Senin, 31 Maret 2014

Ballmer promises Office on iPad after touch-first apps hit Windows

Microsoft CEO Steve Ballmer today said that a touch-specific version of Office will, at some point, reach the iPad.
It was the first time that a top-level Microsoft executive publicly promised that the lucrative Office franchise would run as a native app on Apple's iPad.
Ballmer's remarks were made during his time on stage Tuesday at the Gartner Symposium, the research firm's annual IT conference when he was questioned by Gartner analyst David Cearley about Office plans.
"Word, PowerPoint and Excel are all authoring tools," said Ballmer. "They are optimized for use with keyboards and mice. The last time I checked, the iPad didn't have a paradigm for keyboard or mice. iPad will be picked up when we do what I would call not just a touch-enabled, but a touch-first user interface [for Office]. That is in progress...for both Windows 8 and other platforms."
When Cearley lightly pressed Ballmer for a timetable, the CEO laughed and ultimately agreed that it would happen during Cearley's lifetime.
Although Ballmer could not be prodded into revealing a release schedule or price -- or whether it would be, like the bare bones apps for Android smartphones and the iPhone, linked to Office 365 -- his use of the word "iPad" was a first.
Previously, the closest Microsoft crept to a confirmation was last month, when Qi Lu, who leads the new Applications and Services Group, said: "We are working on touch-first versions for our core apps in the Office suite, Outlook, Word, Excel, PowerPoint, and we will bring these apps to Windows devices, and also to other devices ... at a proper timetable." Lu was speaking at the company's Sept. 19 meeting with Wall Street analysts.

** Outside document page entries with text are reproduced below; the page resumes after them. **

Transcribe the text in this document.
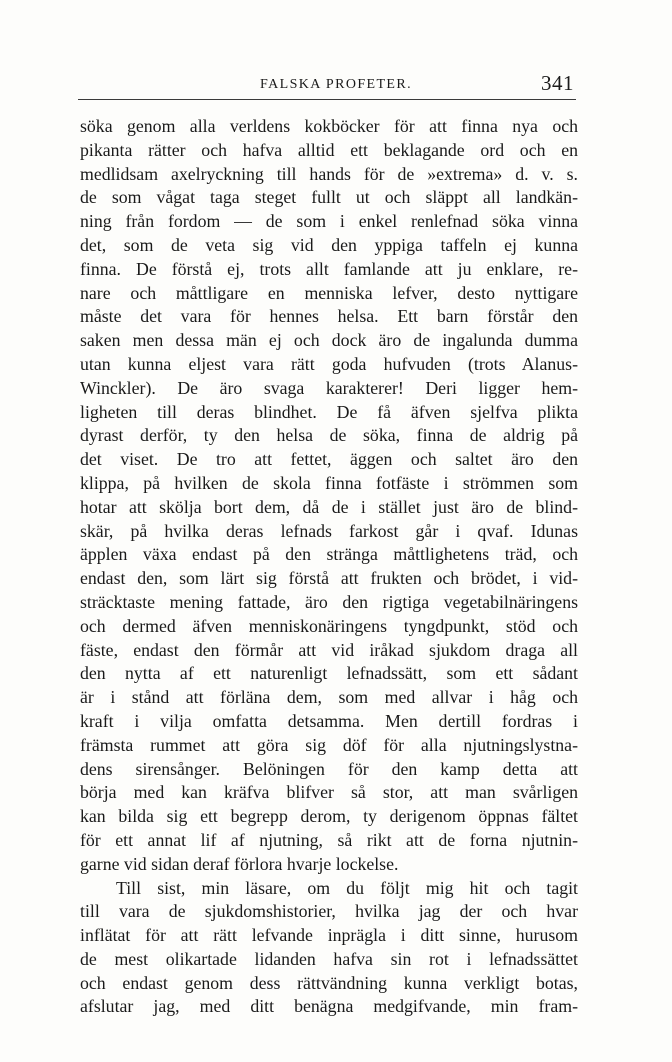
FALSKA PROFETER.	341
söka genom alla verldens kokböcker för att finna nya och
pikanta rätter och hafva alltid ett beklagande ord och en
medlidsam axelryckning till hands för de »extrema» d. v. s.
de som vågat taga steget fullt ut och släppt all landkän-
ning från fordom — de som i enkel renlefnad söka vinna
det, som de veta sig vid den yppiga taffeln ej kunna
finna. De förstå ej, trots allt famlande att ju enklare, re-
nare och måttligare en menniska lefver, desto nyttigare
måste det vara för hennes helsa. Ett barn förstår den
saken men dessa män ej och dock äro de ingalunda dumma
utan kunna eljest vara rätt goda hufvuden (trots Alanus-
Winckler). De äro svaga karakterer! Deri ligger hem-
ligheten till deras blindhet. De få äfven sjelfva plikta
dyrast derför, ty den helsa de söka, finna de aldrig på
det viset. De tro att fettet, äggen och saltet äro den
klippa, på hvilken de skola finna fotfäste i strömmen som
hotar att skölja bort dem, då de i stället just äro de blind-
skär, på hvilka deras lefnads farkost går i qvaf. Idunas
äpplen växa endast på den stränga måttlighetens träd, och
endast den, som lärt sig förstå att frukten och brödet, i vid-
sträcktaste mening fattade, äro den rigtiga vegetabilnäringens
och dermed äfven menniskonäringens tyngdpunkt, stöd och
fäste, endast den förmår att vid iråkad sjukdom draga all
den nytta af ett naturenligt lefnadssätt, som ett sådant
är i stånd att förläna dem, som med allvar i håg och
kraft i vilja omfatta detsamma. Men dertill fordras i
främsta rummet att göra sig döf för alla njutningslystna-
dens sirensånger. Belöningen för den kamp detta att
börja med kan kräfva blifver så stor, att man svårligen
kan bilda sig ett begrepp derom, ty derigenom öppnas fältet
för ett annat lif af njutning, så rikt att de forna njutnin-
garne vid sidan deraf förlora hvarje lockelse.
Till sist, min läsare, om du följt mig hit och tagit
till vara de sjukdomshistorier, hvilka jag der och hvar
inflätat för att rätt lefvande inprägla i ditt sinne, hurusom
de mest olikartade lidanden hafva sin rot i lefnadssättet
och endast genom dess rättvändning kunna verkligt botas,
afslutar jag, med ditt benägna medgifvande, min fram-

Later that same day, Ballmer danced around the issue as he berated a Wells Fargo analyst, saying only, "What I'm telling you is we're going to integrate our services with our devices, [but] we'll also make our services available on other people's devices, both to the consumer and to the enterprise."

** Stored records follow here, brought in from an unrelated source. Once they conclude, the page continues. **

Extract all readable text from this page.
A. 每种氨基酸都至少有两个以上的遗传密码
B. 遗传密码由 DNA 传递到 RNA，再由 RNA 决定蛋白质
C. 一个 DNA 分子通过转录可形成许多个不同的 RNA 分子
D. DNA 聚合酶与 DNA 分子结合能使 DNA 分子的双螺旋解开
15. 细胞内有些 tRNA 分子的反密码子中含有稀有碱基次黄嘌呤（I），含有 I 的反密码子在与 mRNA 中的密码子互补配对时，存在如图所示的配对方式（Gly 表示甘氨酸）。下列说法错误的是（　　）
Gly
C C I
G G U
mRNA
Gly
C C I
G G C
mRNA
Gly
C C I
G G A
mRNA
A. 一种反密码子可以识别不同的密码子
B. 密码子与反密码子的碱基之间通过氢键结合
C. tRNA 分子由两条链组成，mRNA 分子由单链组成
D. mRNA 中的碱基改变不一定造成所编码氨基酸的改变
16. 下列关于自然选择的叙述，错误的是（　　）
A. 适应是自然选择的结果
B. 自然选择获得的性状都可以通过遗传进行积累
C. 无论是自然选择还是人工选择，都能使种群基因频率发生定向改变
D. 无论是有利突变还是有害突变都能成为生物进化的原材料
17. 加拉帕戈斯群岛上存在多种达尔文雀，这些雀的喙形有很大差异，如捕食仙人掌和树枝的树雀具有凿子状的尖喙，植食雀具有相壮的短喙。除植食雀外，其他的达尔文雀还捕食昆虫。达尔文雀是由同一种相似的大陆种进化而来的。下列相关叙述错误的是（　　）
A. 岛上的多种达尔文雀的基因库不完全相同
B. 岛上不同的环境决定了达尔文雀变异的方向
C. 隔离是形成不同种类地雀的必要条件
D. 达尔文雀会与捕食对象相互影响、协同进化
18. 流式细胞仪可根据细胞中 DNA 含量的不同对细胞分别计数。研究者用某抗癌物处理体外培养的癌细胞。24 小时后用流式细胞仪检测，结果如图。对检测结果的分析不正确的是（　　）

Earlier this year, long-time Microsoft watcher and ZDNet blogger Mary Jo Foley, citing an unnamed source, pegged the long-rumored, long-expected Office for the iPad as appearing in October 2014.
Microsoft has said nothing to confirm or deny that timeline, but Ballmer's comment today -- as well as previous remarks by other company executives -- put Office on iPad's launch after that of the touch-first version's availability on Windows 8.1.
So far, Microsoft has tied its native mobile Office apps -- the ones released for the iPhone in June and Android smartphones in July -- to its software-by-subscription Office 365. While the smartphone apps are free to download, they only work if the user has an active Office 365 subscription. Those subscriptions range from the $100-per-year Office 365 Home Premium aimed at consumers to a blizzard of business plans starting at $150 per user per year and climbing to $264 per user per year.
However, experts have pointed out that there's a big difference between availability on a smartphone, where document editing is nigh impossible, and on tablets, which are much more conducive to content creation. Office on the iPad would be a milestone for Microsoft.
J.P. Gownder of Forrester has estimated that Microsoft could generate $1.5 billion annually from Office on the iPad, assuming just 10% of all iPads were equipped with a $100 Office 365 subscription.